In order to understand these risks, it is important to consider not only the maximum volume emitted by these devices but also the amount of time that can pass before harm is incurred. Sound pressure does not only damage our hearing through momentary short blasts, such as an explosion, but it can also accumulate over a duration of exposure, such as a shift at work. With this combination of volume and time in mind, we can consider the relative riskiness of many of the household items that seem harmless enough. 

Time Thresholds for Hearing Damage

In general, you can go through life with quiet sounds without needing to worry about noise-related damage. Conversations, most nature sounds, and the quiet indoors of our homes are all safe to hear. When it comes to louder technologies, the amount of time is the essential piece of the puzzle of risk. Take, for example, a hair dryer. With volumes ranging up to 90 decibels, you would likely need to listen to that sound for 4 hours in a day in order to incur a risk of damage. 

Most people will not get anywhere close to that amount of time, so the risk can be considered negligible. However, a professional hair stylist might cross into that territory. When considered in combination with hair dryers used by other stylists and the general sound at the salon, otherwise called the “noise floor,” that sound might well be worth protecting against. Particularly in a space with some echo or reverberation effects, the sound of a simple hair dryer can cross into the territory of risk.

Household Items and Hearing Damage

The necessary time for damage to occur means that most household items are not a serious risk for hearing damage. However, some of these items can be used for extended times, and those are the ones to keep in mind when it comes to protection. One of the most common loud household tools that is used for extended periods of time is the lawnmower. Most lawnmowers reach a maximum volume of 90 decibels, similar to a hair dryer held up to your ear. 

Yet, it is much more common for a non-professional person to use a lawnmower for 4 hours than a hair dryer. If you have a large lawn, then you very well might be using this loud device in the range of potential risk. It is a good idea to use earplugs or noise-cancelling earmuffs while you’re mowing the lawn. By all means, don’t put on headphones or earbuds while you mow the lawn, because those devices can add to the total volume rather than detracting from it. Particularly if you follow your lawn mowing with weed whacking, you might run the risk of noise-related damage. 

Protecting Your Hearing

When it comes to noise, the important threshold to remember is 85 decibels.
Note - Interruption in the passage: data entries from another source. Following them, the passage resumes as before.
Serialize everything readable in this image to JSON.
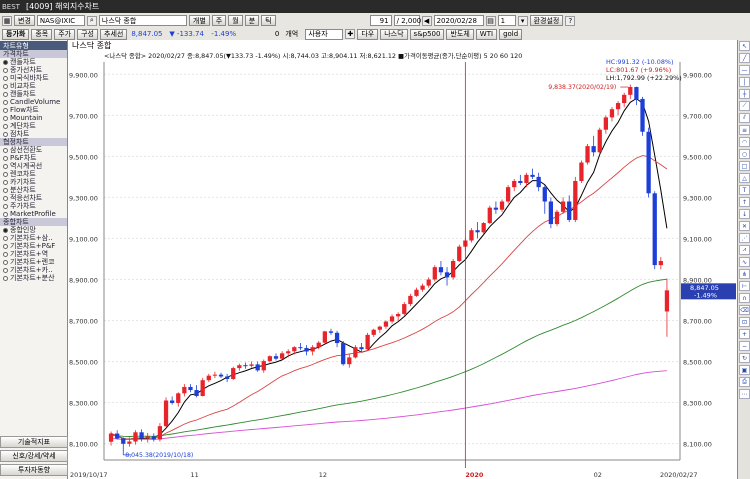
{
  "window": {
    "title": "[4009] 해외지수차트",
    "logo": "BEST"
  },
  "toolbar1": {
    "type": "변경",
    "code": "NAS@IXIC",
    "name": "나스닥 종합",
    "period": "개별",
    "tabs": [
      "주",
      "월",
      "분",
      "틱"
    ],
    "count_value": "91",
    "count_total": "2,000",
    "date": "2020/02/28",
    "lock": "1",
    "env": "환경설정"
  },
  "toolbar2": {
    "mode": "등가화",
    "buttons": [
      "종목",
      "주가",
      "구성",
      "추세선"
    ],
    "price": "8,847.05",
    "change": "▼ -133.74",
    "rate": "-1.49%",
    "qty": "0",
    "qty_label": "개억",
    "user": "사용자",
    "quick": [
      "다우",
      "나스닥",
      "s&p500",
      "반도체",
      "WTI",
      "gold"
    ]
  },
  "left_panel": {
    "header": "차트유형",
    "groups": [
      {
        "title": "가격차트",
        "items": [
          "캔들차트",
          "종가선차트",
          "미국식바차트",
          "비교차트",
          "캔들차트",
          "CandleVolume",
          "Flow차트",
          "Mountain",
          "계단차트",
          "점차트"
        ]
      },
      {
        "title": "협정차트",
        "items": [
          "삼선전환도",
          "P&F차트",
          "역시계곡선",
          "렌코차트",
          "카기차트",
          "분산차트",
          "적응선차트",
          "주가차트",
          "MarketProfile"
        ]
      },
      {
        "title": "종합차트",
        "items": [
          "종합인망",
          "기본차트+삼..",
          "기본차트+P&F",
          "기본차트+역",
          "기본차트+렌코",
          "기본차트+카..",
          "기본차트+분산"
        ]
      }
    ],
    "selected": "캔들차트",
    "bottom_buttons": [
      "기술적지표",
      "신호/강세/약세",
      "투자자동향"
    ]
  },
  "chart_caption": {
    "title": "나스닥 종합",
    "legend": "<나스닥 종합> 2020/02/27 종:8,847.05(▼133.73 -1.49%) 시:8,744.03 고:8,904.11 저:8,621.12 ■가격이동평균(종가,단순이평) 5 20 60 120"
  },
  "chart_data": {
    "type": "candlestick",
    "title": "나스닥 종합",
    "y_ticks": [
      "9,900.00",
      "9,700.00",
      "9,500.00",
      "9,300.00",
      "9,100.00",
      "8,900.00",
      "8,700.00",
      "8,500.00",
      "8,300.00",
      "8,100.00"
    ],
    "x_labels": [
      "2019/10/17",
      "11",
      "12",
      "2020",
      "02",
      "2020/02/27"
    ],
    "ylim": [
      8020,
      9960
    ],
    "annotations": {
      "high_label": "9,838.37(2020/02/19)",
      "low_label": "8,045.38(2019/10/18)",
      "hc": "HC:991.32 (-10.08%)",
      "lc": "LC:801.67 (+9.96%)",
      "lh": "LH:1,792.99 (+22.29%)"
    },
    "last_price": "8,847.05",
    "last_rate": "-1.49%",
    "ma_periods": [
      5,
      20,
      60,
      120
    ],
    "colors": {
      "up": "#e8242b",
      "down": "#1d3fd8",
      "ma5": "#000000",
      "ma20": "#d94545",
      "ma60": "#2f8a2f",
      "ma120": "#d64fd6",
      "grid": "#e6e6e6",
      "cursor": "#cc2020",
      "ycursor": "#2a3fb0"
    },
    "candles": [
      [
        8109,
        8159,
        8090,
        8149
      ],
      [
        8149,
        8165,
        8120,
        8125
      ],
      [
        8125,
        8130,
        8045,
        8099
      ],
      [
        8099,
        8130,
        8085,
        8110
      ],
      [
        8110,
        8165,
        8095,
        8155
      ],
      [
        8155,
        8170,
        8110,
        8125
      ],
      [
        8125,
        8152,
        8105,
        8135
      ],
      [
        8135,
        8150,
        8110,
        8120
      ],
      [
        8120,
        8200,
        8110,
        8185
      ],
      [
        8185,
        8325,
        8180,
        8310
      ],
      [
        8310,
        8330,
        8290,
        8298
      ],
      [
        8298,
        8350,
        8280,
        8345
      ],
      [
        8345,
        8390,
        8330,
        8376
      ],
      [
        8376,
        8390,
        8350,
        8361
      ],
      [
        8361,
        8385,
        8325,
        8332
      ],
      [
        8332,
        8420,
        8330,
        8409
      ],
      [
        8409,
        8440,
        8400,
        8431
      ],
      [
        8431,
        8450,
        8420,
        8436
      ],
      [
        8436,
        8445,
        8420,
        8427
      ],
      [
        8427,
        8440,
        8400,
        8415
      ],
      [
        8415,
        8475,
        8410,
        8468
      ],
      [
        8468,
        8490,
        8455,
        8482
      ],
      [
        8482,
        8495,
        8465,
        8479
      ],
      [
        8479,
        8500,
        8470,
        8486
      ],
      [
        8486,
        8500,
        8450,
        8457
      ],
      [
        8457,
        8510,
        8445,
        8502
      ],
      [
        8502,
        8530,
        8495,
        8526
      ],
      [
        8526,
        8540,
        8505,
        8514
      ],
      [
        8514,
        8550,
        8510,
        8540
      ],
      [
        8540,
        8560,
        8520,
        8550
      ],
      [
        8550,
        8575,
        8535,
        8570
      ],
      [
        8570,
        8590,
        8555,
        8566
      ],
      [
        8566,
        8580,
        8530,
        8549
      ],
      [
        8549,
        8580,
        8530,
        8570
      ],
      [
        8570,
        8600,
        8560,
        8592
      ],
      [
        8592,
        8650,
        8585,
        8647
      ],
      [
        8647,
        8660,
        8630,
        8640
      ],
      [
        8640,
        8650,
        8570,
        8590
      ],
      [
        8590,
        8600,
        8480,
        8487
      ],
      [
        8487,
        8535,
        8470,
        8520
      ],
      [
        8520,
        8580,
        8515,
        8570
      ],
      [
        8570,
        8590,
        8545,
        8560
      ],
      [
        8560,
        8640,
        8555,
        8630
      ],
      [
        8630,
        8660,
        8620,
        8655
      ],
      [
        8655,
        8675,
        8640,
        8670
      ],
      [
        8670,
        8700,
        8660,
        8695
      ],
      [
        8695,
        8730,
        8685,
        8720
      ],
      [
        8720,
        8740,
        8700,
        8732
      ],
      [
        8732,
        8790,
        8725,
        8780
      ],
      [
        8780,
        8830,
        8770,
        8820
      ],
      [
        8820,
        8860,
        8815,
        8850
      ],
      [
        8850,
        8880,
        8840,
        8870
      ],
      [
        8870,
        8910,
        8860,
        8900
      ],
      [
        8900,
        8970,
        8890,
        8960
      ],
      [
        8960,
        8990,
        8920,
        8935
      ],
      [
        8935,
        8960,
        8870,
        8910
      ],
      [
        8910,
        9000,
        8900,
        8990
      ],
      [
        8990,
        9070,
        8985,
        9060
      ],
      [
        9060,
        9100,
        9040,
        9090
      ],
      [
        9090,
        9150,
        9080,
        9140
      ],
      [
        9140,
        9180,
        9100,
        9130
      ],
      [
        9130,
        9180,
        9120,
        9175
      ],
      [
        9175,
        9260,
        9170,
        9250
      ],
      [
        9250,
        9280,
        9220,
        9240
      ],
      [
        9240,
        9290,
        9230,
        9280
      ],
      [
        9280,
        9360,
        9270,
        9350
      ],
      [
        9350,
        9390,
        9330,
        9380
      ],
      [
        9380,
        9410,
        9360,
        9370
      ],
      [
        9370,
        9420,
        9350,
        9410
      ],
      [
        9410,
        9440,
        9390,
        9400
      ],
      [
        9400,
        9420,
        9330,
        9350
      ],
      [
        9350,
        9360,
        9220,
        9280
      ],
      [
        9280,
        9300,
        9150,
        9170
      ],
      [
        9170,
        9240,
        9160,
        9230
      ],
      [
        9230,
        9300,
        9220,
        9280
      ],
      [
        9280,
        9310,
        9180,
        9190
      ],
      [
        9190,
        9400,
        9180,
        9380
      ],
      [
        9380,
        9480,
        9370,
        9470
      ],
      [
        9470,
        9560,
        9460,
        9550
      ],
      [
        9550,
        9600,
        9500,
        9520
      ],
      [
        9520,
        9640,
        9510,
        9630
      ],
      [
        9630,
        9700,
        9610,
        9690
      ],
      [
        9690,
        9740,
        9670,
        9730
      ],
      [
        9730,
        9770,
        9700,
        9760
      ],
      [
        9760,
        9810,
        9740,
        9800
      ],
      [
        9800,
        9850,
        9780,
        9838
      ],
      [
        9838,
        9840,
        9750,
        9780
      ],
      [
        9780,
        9790,
        9600,
        9620
      ],
      [
        9620,
        9640,
        9300,
        9320
      ],
      [
        9320,
        9330,
        8950,
        8970
      ],
      [
        8970,
        9010,
        8950,
        8990
      ],
      [
        8744,
        8904,
        8621,
        8847
      ]
    ]
  }
}
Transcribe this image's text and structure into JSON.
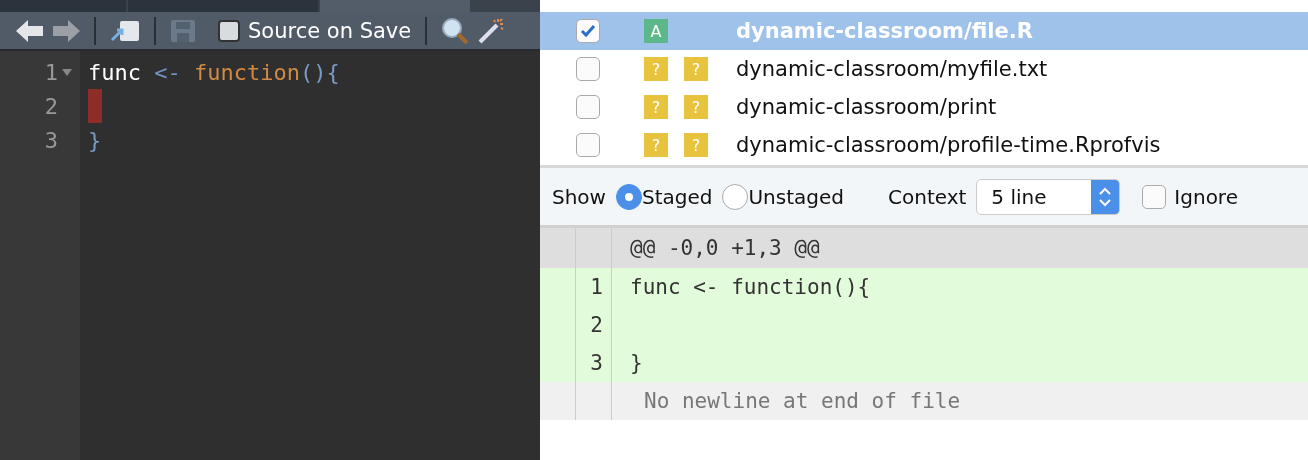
{
  "editor": {
    "toolbar": {
      "source_on_save": {
        "label": "Source on Save",
        "checked": false
      },
      "save_disabled": true
    },
    "lines": [
      {
        "number": "1",
        "foldable": true,
        "cursor": false,
        "tokens": [
          {
            "kind": "identifier",
            "text": "func"
          },
          {
            "kind": "operator",
            "text": " <- "
          },
          {
            "kind": "keyword",
            "text": "function"
          },
          {
            "kind": "paren",
            "text": "()"
          },
          {
            "kind": "paren",
            "text": "{"
          }
        ]
      },
      {
        "number": "2",
        "foldable": false,
        "cursor": true
      },
      {
        "number": "3",
        "foldable": false,
        "cursor": false,
        "tokens": [
          {
            "kind": "paren",
            "text": "}"
          }
        ]
      }
    ]
  },
  "files": [
    {
      "checked": true,
      "selected": true,
      "staged_status": "A",
      "path": "dynamic-classroom/file.R"
    },
    {
      "checked": false,
      "selected": false,
      "staged_status": "?",
      "unstaged_status": "?",
      "path": "dynamic-classroom/myfile.txt"
    },
    {
      "checked": false,
      "selected": false,
      "staged_status": "?",
      "unstaged_status": "?",
      "path": "dynamic-classroom/print"
    },
    {
      "checked": false,
      "selected": false,
      "staged_status": "?",
      "unstaged_status": "?",
      "path": "dynamic-classroom/profile-time.Rprofvis"
    }
  ],
  "diff_options": {
    "show_label": "Show",
    "options": [
      {
        "label": "Staged",
        "selected": true
      },
      {
        "label": "Unstaged",
        "selected": false
      }
    ],
    "context_label": "Context",
    "context_value": "5 line",
    "ignore": {
      "label": "Ignore",
      "checked": false
    }
  },
  "diff": {
    "hunk_header": "@@ -0,0 +1,3 @@",
    "lines": [
      {
        "kind": "added",
        "new": "1",
        "text": "func <- function(){"
      },
      {
        "kind": "added",
        "new": "2"
      },
      {
        "kind": "added",
        "new": "3",
        "text": "}"
      },
      {
        "kind": "note",
        "text": "No newline at end of file"
      }
    ]
  }
}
Most experts think that sound up to that level isn’t a problem, but at and above 85 decibels you will need protection in place if the sound is present for an extended duration. 

If you are curious about the decibel level of your activities, you can find free apps on your smartphone to measure that level. Be sure to take multiple readings in various locations in order to get the best sense of the volume of your household items. Very loud items can only be endured for a few minutes before hearing loss is a risk, so take a careful measure of things like blenders, snow blowers, motorcycles, and even louder objects like firearms and fireworks. 

If you find yourself in a questionably risky situation, why not put in some foam earplugs? They might make you more comfortable, and they might protect your hearing for years to come.